JAKARTA – Politikus Partai Golkar Henry Indraguna menyambut baik kebijakan Presiden Prabowo Subianto yang mana akhirnya mengizinkan kembali pengecer berjualan gas elpiji 3 kg .
“Kita harus menyokong kegiatan Asta Cita Presiden, di tempat mana suatu kebijakan tidak ada boleh memproduksi warga menderita. Kita bantu rakyat agar mudah memperoleh gas elpji 3 kg, dengan cara pengecer dapat kembali beroperasi dengan berganti nama menjadi sub pangkalan,” kata Henry Indraguna melalui keterangan tertulis, Selasa (4/2/2025).
Untuk diketahui, Presiden Prabowo telah dilakukan menginstruksikan untuk Menteri ESDM untuk mengaktifkan kembali pengecer berjualan gas elpiji 3 kg, sambil menertibkan pengecer jadi agen sub pangkalan secara parsial. Presiden Prabowo juga memerintahkan agar Kementerian ESDM memverifikasi pengecer tiada jual harga jual mahal ke masyarakat.
Menurut Henry, suatu kebijakan baru memang sebenarnya harus disosialisasikan seluas-luasnya terhadap masyarakat, agar ada koordinasi yang digunakan matang sebelum aturan diberlakukan tiada menyebabkan kebingungan dalam masyarakat.
“Saya membantu agar pemerintah membenahi pengawasan transaksi jual beli gas elpiji 3 kg bersubsidi, serta pengecer dapat kembali berjualan gas elpiji 3 kg,” tutur Henry.
Henry sebelumnya meninjau di tempat mana-mana rakyat harus antre panjang untuk memperoleh gas 3 kg.
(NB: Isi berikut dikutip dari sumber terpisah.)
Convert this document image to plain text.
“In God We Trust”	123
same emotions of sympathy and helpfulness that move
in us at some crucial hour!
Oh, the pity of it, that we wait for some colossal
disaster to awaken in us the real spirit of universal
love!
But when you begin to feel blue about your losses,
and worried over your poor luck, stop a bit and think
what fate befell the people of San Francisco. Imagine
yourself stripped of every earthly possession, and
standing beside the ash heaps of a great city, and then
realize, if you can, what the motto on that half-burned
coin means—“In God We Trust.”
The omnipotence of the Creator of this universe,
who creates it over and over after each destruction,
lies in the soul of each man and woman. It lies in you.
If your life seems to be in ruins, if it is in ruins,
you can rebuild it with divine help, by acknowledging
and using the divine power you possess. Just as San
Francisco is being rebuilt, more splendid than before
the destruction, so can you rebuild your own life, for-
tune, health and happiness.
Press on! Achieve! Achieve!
Bahkan dalam Tangerang ada pribadi wanita lanjut usia bernama Yonih (63), meninggal dunia usai kelelahan membeli elpiji 3 kg di dalam kawasan Pamulang, Tangerang Selatan (Tangsel), Hari Senin (3/2/2025).
Kelangkaan tabung gas bersubsidi itu dipicu larangan pemerintah terhadap pengecer untuk mengedarkan elpiji 3 kg. Gas melon itu semata-mata dapat diperoleh dalam pangkalan resmi. Kebijakan ini menimbulkan antrean panjang di dalam setiap pangkalan tabung gas. Kini, pemerintah memutuskan gas elpiji bisa jadi didapat di dalam tingkat pengecer.
“Pengecer akan dijadikan sub daripada pangkalan, sehingga dengan aturan-aturan yang tersebut ada nanti akan menertibkan biaya supaya tidak ada mahal di dalam masyarakat,” katanya.